Ah, betapa menyenangkannya membayangkan solusi instan tanpa konsekuensi, seolah-olah hidup ini adalah drama murahan yang bisa diganti adegannya sesuka hati.
Tapi, di sinilah aku, dengan sisa kesadaran yang nyaris pudar, bertanya dalam kelam: Apa yang akan terjadi ketika malam tiba dan aku harus menatap wajahku sendiri di cermin?
Apakah aku akan melihat seorang pejuang yang pernah berani, atau hanya pecundang pengecut yang memilih menyerah demi kenyamanan semu?
Biarkan saja dunia ini terus berbisik, dengan segala kebusukan, kepalsuan, dan penghinaan yang mengalir deras seperti racun.
Biarkan mereka menertawakanku, meremehkanku, bahkan menguburku dengan kata-kata penuh kebencian.
Aku tidak akan gentar.
Aku tidak akan mundur.
Aku siap berperang sendirian—melawan seluruh dunia yang penuh dengan kepalsuan dan semesta yang membenci.
Tidak ada satu pun dari mereka yang berhak menentukan bagaimana aku harus hidup.
Hidupku bukanlah panggung sandiwara untuk mereka mainkan.

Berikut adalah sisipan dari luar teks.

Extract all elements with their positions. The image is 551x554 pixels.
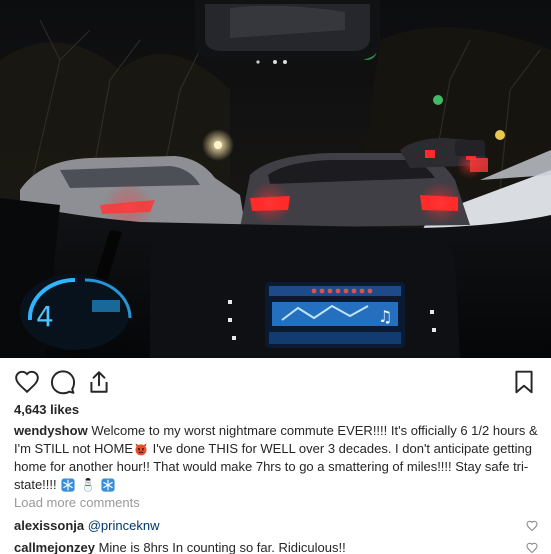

Aku adalah penulis naskahku sendiri—dan biar kutegaskan, ini adalah kisah kelam yang kutulis dengan tinta darah dan air mata.
Mungkin sekarang aku belum punya jawabannya, mungkin aku masih tersesat dalam labirin rasa sakit dan kebingungan.
Tapi aku tahu, entah kapan, entah bagaimana, aku akan menemukan jawaban itu—sebuah formula sempurna yang hanya bisa lahir dari puing-puing kehancuran ini.
Ini hidupku, damn it.
Aku tidak akan membiarkan siapapun—apalagi mereka yang hanya menonton dari jauh dan menghakimi—mengatur langkahku.
Kalau mereka mengira aku akan berhenti karena bisik-bisik mereka, mereka keliru.
Kalau mereka berharap aku akan runtuh karena hinaan mereka, mereka salah besar.
Karena dalam gelapnya penderitaan ini, aku menemukan kekuatan yang tidak mereka punya.
Jadi biarlah mereka sibuk menghakimi, menyebarkan racun, dan berpuas diri dalam kebodohan mereka.
Aku?
Aku masih di sini.
Masih berjuang.
Masih menulis ceritaku—tanpa rasa takut, tanpa penyesalan.
Karena di ujung segala kelam ini, ada satu hal yang pasti: aku masih hidup.
Dan selama aku masih hidup, aku akan terus berperang—sendirian, jika perlu—melawan dunia yang tidak pernah peduli.